CG's guardian sued the City on her behalf, claiming that the school was liable Mr. Raskin's failure to intercede and stop the assault as it was happening. Last month, however, the judge dismissed this claim. He agreed that the a jury could find that he was aware of the situation and that his failure to act amounted to deliberate indifference, he held that it did not constitute "severe and pervasive" harassment because it only happened one time. In response to the plaintiff's motion to reconsider, however, the judge admitted that he overlooked cases judicial decisions -- as well as topical Department of Education guidance -- holding that a single incident of harassment may render a school district liable if it is "serious enough to have the systemic effect of denying the victim equal access to an educational program or activity." In other words, "severe and pervasive" goes to the effect that the harassment could reasonably be expected to have on the victim. It does not refer to the pattern of the harassing conduct itself. The "deliberate indifferent" element already takes that into account; where a teacher's failure to intercede in an ongoing assault could amount to indifferent, failure to intercede in namecalling may not unless/until that namecalling becomes a pattern.

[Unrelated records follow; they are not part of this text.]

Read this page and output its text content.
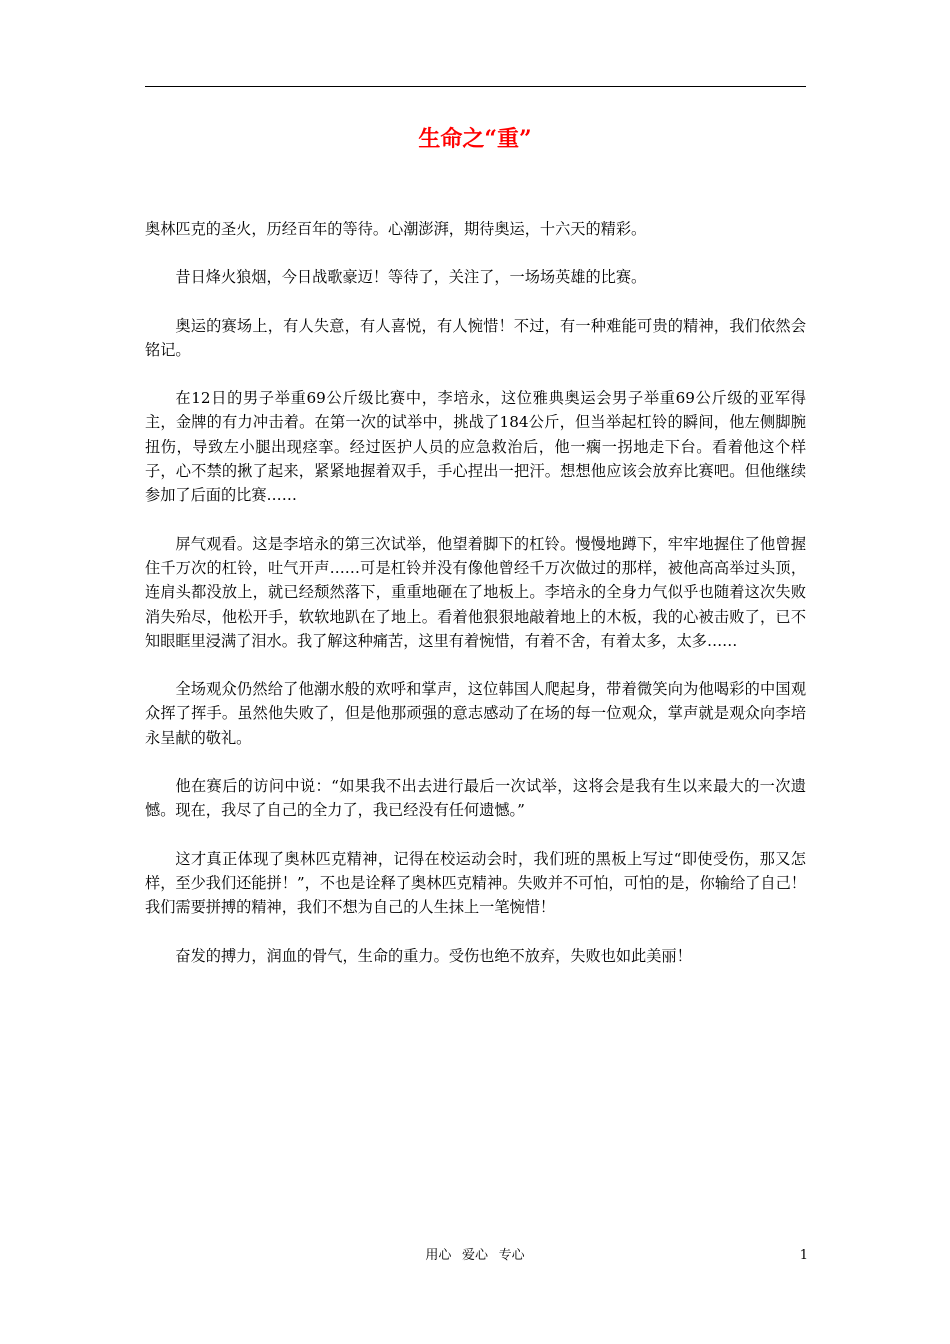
生命之“重”

奥林匹克的圣火，历经百年的等待。心潮澎湃，期待奥运，十六天的精彩。

昔日烽火狼烟，今日战歌豪迈！等待了，关注了，一场场英雄的比赛。

奥运的赛场上，有人失意，有人喜悦，有人惋惜！不过，有一种难能可贵的精神，我们依然会铭记。

在12日的男子举重69公斤级比赛中，李培永，这位雅典奥运会男子举重69公斤级的亚军得主，金牌的有力冲击着。在第一次的试举中，挑战了184公斤，但当举起杠铃的瞬间，他左侧脚腕扭伤，导致左小腿出现痉挛。经过医护人员的应急救治后，他一瘸一拐地走下台。看着他这个样子，心不禁的揪了起来，紧紧地握着双手，手心捏出一把汗。想想他应该会放弃比赛吧。但他继续参加了后面的比赛……

屏气观看。这是李培永的第三次试举，他望着脚下的杠铃。慢慢地蹲下，牢牢地握住了他曾握住千万次的杠铃，吐气开声……可是杠铃并没有像他曾经千万次做过的那样，被他高高举过头顶，连肩头都没放上，就已经颓然落下，重重地砸在了地板上。李培永的全身力气似乎也随着这次失败消失殆尽，他松开手，软软地趴在了地上。看着他狠狠地敲着地上的木板，我的心被击败了，已不知眼眶里浸满了泪水。我了解这种痛苦，这里有着惋惜，有着不舍，有着太多，太多……

全场观众仍然给了他潮水般的欢呼和掌声，这位韩国人爬起身，带着微笑向为他喝彩的中国观众挥了挥手。虽然他失败了，但是他那顽强的意志感动了在场的每一位观众，掌声就是观众向李培永呈献的敬礼。

他在赛后的访问中说：“如果我不出去进行最后一次试举，这将会是我有生以来最大的一次遗憾。现在，我尽了自己的全力了，我已经没有任何遗憾。”

这才真正体现了奥林匹克精神，记得在校运动会时，我们班的黑板上写过“即使受伤，那又怎样，至少我们还能拼！”，不也是诠释了奥林匹克精神。失败并不可怕，可怕的是，你输给了自己！我们需要拼搏的精神，我们不想为自己的人生抹上一笔惋惜！

奋发的搏力，润血的骨气，生命的重力。受伤也绝不放弃，失败也如此美丽！

用心 爱心 专心	1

Applying this standard, the judge reasoned that a jury could find that the assault on CG was serious and caused her emotional harm that impaired her access to education. This is a sensible result, in my view. The court was right to recognize that sexual harassment comes in many forms, and that the courts' concern about making schools liable for single incidents of harassment arises in the context of schoolyard taunts and teasing -- concerns not applicable when the manner of harassment is assault.

Decision is: TZ v. City of New York, 2009 WL 1794702 (E.D.N.Y., June 23, 2009).